Every book is, in an intimate sense, a circular letter to the friends of him who writes it. Of what shall a man be proud if he is not proud of his friends ? Stevenson.


Monsieur Desmaisons et Monsieur Delarue, les deux complices, se sont retrouvés aux Enfers, où ils poursuivent leurs dialogues sur les choses du temps. Monsieur Delarue est devenu un accro de la Toile, tandis que M. Desmaisons est resté fidèle au livre imprimé.

L'AMATEUR n° 153

M. DESMAISONS. — Eh bien, rien qu'à vous voir, je sens que vous allez m'annoncer une nouvelle découverte ?

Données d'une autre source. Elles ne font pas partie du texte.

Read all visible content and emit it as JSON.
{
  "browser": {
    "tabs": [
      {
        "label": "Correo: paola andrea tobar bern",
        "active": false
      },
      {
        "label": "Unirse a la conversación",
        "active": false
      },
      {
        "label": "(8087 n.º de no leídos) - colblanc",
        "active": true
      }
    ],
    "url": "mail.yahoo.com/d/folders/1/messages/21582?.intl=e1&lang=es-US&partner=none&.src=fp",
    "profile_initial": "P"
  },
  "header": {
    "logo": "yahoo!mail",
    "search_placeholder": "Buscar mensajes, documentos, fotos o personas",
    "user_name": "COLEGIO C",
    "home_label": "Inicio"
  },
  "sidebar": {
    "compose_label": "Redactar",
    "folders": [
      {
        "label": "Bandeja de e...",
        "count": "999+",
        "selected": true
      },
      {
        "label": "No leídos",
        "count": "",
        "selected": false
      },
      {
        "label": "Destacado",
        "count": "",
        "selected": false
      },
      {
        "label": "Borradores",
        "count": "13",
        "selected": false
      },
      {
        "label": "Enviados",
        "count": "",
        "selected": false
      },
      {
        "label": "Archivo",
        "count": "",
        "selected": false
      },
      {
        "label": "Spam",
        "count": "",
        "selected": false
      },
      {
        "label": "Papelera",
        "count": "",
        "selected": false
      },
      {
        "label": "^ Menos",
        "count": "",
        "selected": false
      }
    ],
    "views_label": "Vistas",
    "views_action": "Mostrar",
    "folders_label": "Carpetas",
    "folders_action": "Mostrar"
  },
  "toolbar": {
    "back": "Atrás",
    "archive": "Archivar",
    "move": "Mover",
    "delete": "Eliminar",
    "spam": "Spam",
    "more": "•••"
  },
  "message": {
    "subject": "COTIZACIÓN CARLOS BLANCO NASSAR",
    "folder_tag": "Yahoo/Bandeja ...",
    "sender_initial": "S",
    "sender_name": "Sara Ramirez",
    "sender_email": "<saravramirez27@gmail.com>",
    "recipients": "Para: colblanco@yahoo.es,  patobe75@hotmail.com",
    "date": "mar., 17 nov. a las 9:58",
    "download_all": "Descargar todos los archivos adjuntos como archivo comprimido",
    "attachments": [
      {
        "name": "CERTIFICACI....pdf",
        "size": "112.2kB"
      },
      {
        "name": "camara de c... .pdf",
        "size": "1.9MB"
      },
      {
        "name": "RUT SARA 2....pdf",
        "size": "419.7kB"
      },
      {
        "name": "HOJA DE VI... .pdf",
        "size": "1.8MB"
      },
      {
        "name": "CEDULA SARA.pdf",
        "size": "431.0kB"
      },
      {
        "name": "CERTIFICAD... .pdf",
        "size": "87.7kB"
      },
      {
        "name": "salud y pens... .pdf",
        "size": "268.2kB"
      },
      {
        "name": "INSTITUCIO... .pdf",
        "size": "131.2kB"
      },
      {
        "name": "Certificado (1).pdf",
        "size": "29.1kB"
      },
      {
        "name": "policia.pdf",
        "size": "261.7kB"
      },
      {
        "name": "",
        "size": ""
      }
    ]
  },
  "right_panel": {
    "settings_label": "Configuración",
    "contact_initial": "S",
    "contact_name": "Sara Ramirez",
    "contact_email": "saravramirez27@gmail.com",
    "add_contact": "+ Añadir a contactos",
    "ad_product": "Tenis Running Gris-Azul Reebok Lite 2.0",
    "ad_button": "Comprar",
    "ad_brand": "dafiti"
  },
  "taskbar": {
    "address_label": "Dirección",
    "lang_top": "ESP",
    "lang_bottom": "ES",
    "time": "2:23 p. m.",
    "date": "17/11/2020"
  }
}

M. DELARUE. — Non, pas une découverte, mais une victoire. La semaine dernière, j'avais recensé 78 entrées « Gourmont » sur le site de l'Encyclopédie de l'Agora. Aujourd'hui, sur le site qui nous est spécifiquement consacré, ils en sont au 153ème amateur...

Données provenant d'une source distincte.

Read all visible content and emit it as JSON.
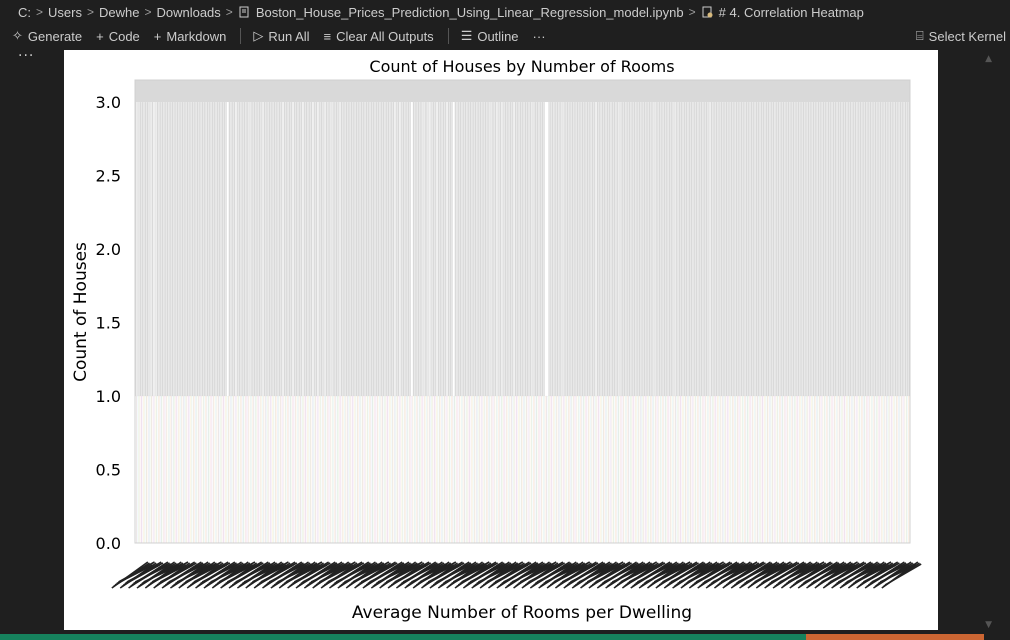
{
  "breadcrumb": {
    "items": [
      "C:",
      "Users",
      "Dewhe",
      "Downloads",
      "Boston_House_Prices_Prediction_Using_Linear_Regression_model.ipynb",
      "# 4. Correlation Heatmap"
    ]
  },
  "toolbar": {
    "generate_label": "Generate",
    "code_label": "Code",
    "markdown_label": "Markdown",
    "run_all_label": "Run All",
    "clear_outputs_label": "Clear All Outputs",
    "outline_label": "Outline",
    "more_label": "···",
    "select_kernel_label": "Select Kernel"
  },
  "cell": {
    "dots": "···"
  },
  "colors": {
    "background": "#1f1f1f",
    "status_green": "#16825d",
    "status_orange": "#cc6633",
    "bar_gray": "#d9d9d9"
  },
  "chart_data": {
    "type": "bar",
    "title": "Count of Houses by Number of Rooms",
    "xlabel": "Average Number of Rooms per Dwelling",
    "ylabel": "Count of Houses",
    "ylim": [
      0,
      3.15
    ],
    "yticks": [
      "0.0",
      "0.5",
      "1.0",
      "1.5",
      "2.0",
      "2.5",
      "3.0"
    ],
    "ytick_values": [
      0,
      0.5,
      1.0,
      1.5,
      2.0,
      2.5,
      3.0
    ],
    "grid": false,
    "note_categories": "446 unique RM values on x-axis; tick labels rendered illegibly overlapping",
    "values": [
      1,
      2,
      1,
      1,
      1,
      1,
      1,
      1,
      1,
      2,
      1,
      2,
      2,
      1,
      1,
      1,
      1,
      1,
      1,
      1,
      1,
      1,
      1,
      1,
      1,
      1,
      1,
      1,
      1,
      1,
      1,
      1,
      1,
      1,
      1,
      1,
      1,
      1,
      1,
      1,
      1,
      1,
      1,
      1,
      1,
      1,
      1,
      1,
      1,
      1,
      1,
      1,
      1,
      1,
      1,
      3,
      1,
      1,
      1,
      1,
      2,
      1,
      1,
      1,
      1,
      1,
      1,
      1,
      2,
      1,
      1,
      1,
      1,
      1,
      1,
      1,
      2,
      1,
      1,
      1,
      1,
      1,
      1,
      1,
      1,
      1,
      1,
      1,
      2,
      1,
      1,
      1,
      1,
      1,
      2,
      1,
      1,
      1,
      1,
      1,
      2,
      1,
      1,
      1,
      1,
      1,
      2,
      1,
      1,
      2,
      1,
      1,
      1,
      2,
      1,
      1,
      1,
      2,
      1,
      1,
      1,
      1,
      2,
      1,
      1,
      1,
      1,
      1,
      1,
      1,
      1,
      1,
      1,
      1,
      1,
      1,
      1,
      1,
      1,
      1,
      1,
      1,
      1,
      1,
      1,
      1,
      1,
      1,
      1,
      1,
      1,
      1,
      1,
      1,
      1,
      2,
      1,
      1,
      2,
      1,
      1,
      1,
      1,
      1,
      1,
      3,
      1,
      1,
      1,
      1,
      1,
      1,
      2,
      1,
      1,
      2,
      2,
      1,
      1,
      1,
      2,
      1,
      1,
      1,
      1,
      1,
      2,
      1,
      1,
      1,
      3,
      1,
      1,
      1,
      1,
      1,
      1,
      1,
      1,
      1,
      1,
      1,
      1,
      1,
      1,
      1,
      1,
      1,
      1,
      1,
      1,
      1,
      2,
      1,
      1,
      1,
      2,
      1,
      1,
      2,
      1,
      1,
      1,
      1,
      1,
      1,
      2,
      1,
      1,
      1,
      1,
      1,
      1,
      1,
      1,
      1,
      1,
      2,
      1,
      1,
      1,
      1,
      1,
      1,
      1,
      3,
      3,
      1,
      1,
      1,
      1,
      1,
      1,
      1,
      1,
      2,
      1,
      1,
      1,
      1,
      1,
      1,
      1,
      1,
      1,
      1,
      1,
      1,
      1,
      1,
      1,
      1,
      1,
      1,
      1,
      2,
      1,
      1,
      1,
      1,
      1,
      1,
      1,
      1,
      1,
      1,
      1,
      1,
      1,
      2,
      1,
      1,
      1,
      1,
      1,
      1,
      1,
      1,
      1,
      1,
      1,
      1,
      1,
      1,
      1,
      1,
      1,
      1,
      1,
      1,
      2,
      1,
      1,
      1,
      1,
      1,
      1,
      1,
      1,
      1,
      1,
      1,
      2,
      1,
      1,
      1,
      1,
      1,
      1,
      1,
      1,
      1,
      1,
      1,
      1,
      1,
      1,
      1,
      1,
      1,
      1,
      1,
      1,
      2,
      1,
      1,
      1,
      1,
      1,
      1,
      1,
      1,
      1,
      1,
      1,
      1,
      1,
      1,
      1,
      1,
      1,
      1,
      1,
      1,
      1,
      1,
      1,
      1,
      1,
      1,
      1,
      1,
      1,
      1,
      1,
      1,
      1,
      1,
      1,
      1,
      1,
      1,
      1,
      1,
      1,
      1,
      1,
      1,
      1,
      1,
      1,
      1,
      1,
      1,
      1,
      1,
      1,
      1,
      1,
      1,
      1,
      1,
      1,
      1,
      1,
      1,
      1,
      1,
      1,
      1,
      1,
      1,
      1,
      1,
      1,
      1,
      1,
      1,
      1,
      1,
      1,
      1,
      1,
      1,
      1,
      1,
      1,
      1,
      1,
      1,
      1,
      1,
      1,
      1,
      1,
      1,
      1,
      1,
      1,
      1,
      1,
      1,
      1,
      1,
      1,
      1,
      1,
      1,
      1,
      1,
      1,
      1,
      1,
      1,
      1,
      1,
      1,
      1,
      1,
      1,
      1,
      1,
      1
    ]
  }
}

M. DESM. — Qu'est-ce que tous ces chiffres font à l'affaire ?

M. DEL . — Mais songez que nous sommes en train de sortir du grand silence dont nous avons souffert pendant plus d'un demi-siècle !

M. DESM. — ...

M. DEL . — Sur ce site on trouve aussi une quantité de citations de nos œuvres, que j'ai beaucoup de plaisir à relire.

M. DESM. — C'est cela : du Gourmont en miettes ! Ah ! je les vois venir, les fossoyeurs culturels. Sujet d'agrégation n°1. Commentez cette pensée de Vauvenargues : « Les grandes pensées viennent du cœur ». Sujet n°2. Commentez cette pensée de Gourmont : « ... » (1).

M. DEL . — Nos amateurs font tout pour nous faire reconnaître. Ils vouent au pilori les auteurs des articles où en raison du sujet abordé le nom de Remy de Gourmont aurait dû apparaître.

M. DESM. — (sursautant). Comment donc ? « Au pilori !... en raison du sujet abordé ! » ? Je demande à voir ces mots imprimés, avec la liste des sujets qui nous seraient impartis. Mais c'est une censure, une inquisition ! ... Pourquoi riez-vous ?

M. DEL. — En parlant d'inquisition, vous m'avez fait penser au César de Pagnol...

M. DESM. — ... L'honorable académicien qui vient de faire notre éloge, vont-ils aller fouiller dans son passé, établir qu'à telle date il n'a pas prononcé le nom de Gourmont, et le mettre rétroactivement au pilori ? Veulent-ils faire de la Gourmontie une religion, c'est-à-dire une instance de persécution ? Si c'est le cas je n'en fais pas partie.

M. DEL . — Du calme, cher ami, nous sommes bien d'accord ! Ce que nous souhaitons, ce n'est nullement que le nom de Gourmont soit reconnu (surtout par une multitude imbécile), mais simplement qu'il soit un peu mieux connu. Mais faut-il regretter la grande absence, ou être du côté de ceux qui cherchent à nous faire connaître ?

M. DESM. — Il faut être du côté de ceux qui voudraient nous faire lire. J'aime assez l'article de Christian Buat (dans les Cahiers de l'Herne), parce qu'en donnant à voir des extraits pas trop provocants (« politiquement corrects », comme on dit en ce siècle moins tolérant que le précédent), il donne envie de lire le reste. S'ils réussissent à faire réimprimer les Dialogues des Amateurs, sans coupure et sans Avant-Propos, alors nous pourrions être fiers de nos amis. Mais au fait, qu'allons-nous gagner au juste en sortant du grand silence ? Les meilleurs appartiennent aux meilleurs, n'est-ce pas leur lot de rester méconnus ?

M. DEL. — Vous êtes insatiable ! Parlons d'autre chose. Il y a du nouveau du côté du Pape. Il paraît justement qu'il vient de faire amende honorable en ce qui concerne l'Inquisition.

M. DESM. — Ah non ! Plus d'inquisition ! Plus de piloris !.. Cela rappelle trop les temps d'abjection (pas si lointains). Foin des pensées moroses ! Entonnons plutôt l'antienne des optimistes : Vers l'avenir, en avant ! Vers l'avenir, en avant ! (bis)

(1) Cela s'est déjà produit au concours de l'ENS en 1989 [NDLR].